昨日他才亲手接下这一招,绝不会认错!
“戴幽恆————戴幽恆!!!”朱曼猛地抬起头,猩红的眼睛几乎滴出血来,声音因极致的恨意而扭曲尖利,“原来是你!是你这个小杂种杀了我的斌儿,我要你偿命!”
戴浩心中虽也惊疑,但残存的理智让他试图稳住局面,“曼儿,冷静!未必就是幽恆,或许又是有人故意嫁祸昨日我们皆在府中,以幽恆的实力,如何能避过我等感知,无声无息潜入府中杀人”
一旁的朱姝声音冰冷地开口,打破了戴浩的平衡之策,“浩,你莫要忘了。
戴幽恆的武魂乃是邪影魔虎,最擅长的便是隱匿与黑暗潜行,有些奇特的潜藏手段也未可知。更何况,別的或许能假冒,但那霸虎炼魂刀是他的独门兵刃,其独特的魂力波动与霸虎破灭斩的破坏痕跡,如何冒充”
她的话,如同最后一把重锤,彻底击碎了朱曼仅存的理智。
“一定是他!一定是他!”朱曼轻轻放下戴华斌的头颅,动作轻柔得近乎诡异,再站起身时,周身的气息却变得异常冰冷可怖,仿佛所有的悲伤都化为了实质的杀意,“他要为那个贱人和小杂种报仇,所以杀了我的华斌,也要让我尝尝失去至亲的滋味。”
她俯身,对著戴华斌死不瞑目的头颅,用一种令人毛骨悚然的平静语气低语,“斌儿,你等一会儿,母亲这就去把戴幽恆那个小杂种送下去给你赔罪!”
话音未落,朱曼周身魂力如同爆炸般轰然涌动,完全不顾及自己早已病入膏盲的身体,强行榨取著每一分潜力,磅礴的魂力甚至超出了她健康时的巔峰状態!
她整个人化为一道悽厉决绝的黑色流光,携著滔天恨意,猛地撞破走廊窗户,朝著星罗城內戴幽恆可能藏身的方向疯狂衝去。
“曼儿,不可!”戴浩大惊失色,他看出朱曼这是在燃烧生命爆发自身魂力一“快追!”朱姝反应极快,一把拉住戴浩,两人魂力爆发,立刻紧跟著那道疯狂的黑色流光疾追而去。
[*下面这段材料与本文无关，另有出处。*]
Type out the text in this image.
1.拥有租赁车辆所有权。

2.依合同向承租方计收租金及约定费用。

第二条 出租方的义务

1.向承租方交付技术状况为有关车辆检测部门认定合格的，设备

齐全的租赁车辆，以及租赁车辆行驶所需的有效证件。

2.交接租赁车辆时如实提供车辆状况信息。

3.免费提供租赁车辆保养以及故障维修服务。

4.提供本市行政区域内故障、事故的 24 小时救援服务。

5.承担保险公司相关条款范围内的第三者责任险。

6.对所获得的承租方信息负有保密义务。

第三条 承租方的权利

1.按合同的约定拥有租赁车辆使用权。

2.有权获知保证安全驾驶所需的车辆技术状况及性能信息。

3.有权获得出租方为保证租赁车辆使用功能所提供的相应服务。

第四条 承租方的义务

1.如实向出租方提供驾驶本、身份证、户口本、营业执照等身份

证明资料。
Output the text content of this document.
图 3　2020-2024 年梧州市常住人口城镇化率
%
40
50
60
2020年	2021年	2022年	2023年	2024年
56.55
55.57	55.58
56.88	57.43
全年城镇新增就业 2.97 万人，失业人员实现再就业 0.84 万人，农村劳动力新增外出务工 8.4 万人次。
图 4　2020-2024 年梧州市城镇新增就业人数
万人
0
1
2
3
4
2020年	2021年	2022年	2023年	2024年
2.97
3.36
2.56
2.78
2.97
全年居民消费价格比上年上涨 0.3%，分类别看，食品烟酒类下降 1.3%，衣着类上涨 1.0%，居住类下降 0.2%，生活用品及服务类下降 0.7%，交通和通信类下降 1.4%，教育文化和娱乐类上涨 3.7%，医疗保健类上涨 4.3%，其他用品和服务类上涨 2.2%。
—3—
公爵府內,只留下满室血腥、戴钥衡的茫然无措以及朱露的无声哭泣。
而此刻的戴幽恆在哪呢他当然是一大早就来见他“唯一的亲人”许久久了。
晨曦微露,星罗皇宫旁的公主府內却已是一片静謐雅致。戴幽恆正与许久久对坐,享用著精致的早餐。他算准了时间,料定今日公爵府必有一场风暴,而最安全、最能借力打力的地方,莫过於此处。
所以,他来许久久这边吃软饭了,美其名日,一大早起来,又想起了母亲和弟弟,所以来久久这求安慰。
“一早醒来,心中鬱结难舒,又想起了母亲和洛黎————唯有在公主这里,方能感到些许安寧。”戴幽恆神色略显黯淡,语气低沉,將一个骤然失去至亲、寻求心灵慰藉的形象演经得恰到好处。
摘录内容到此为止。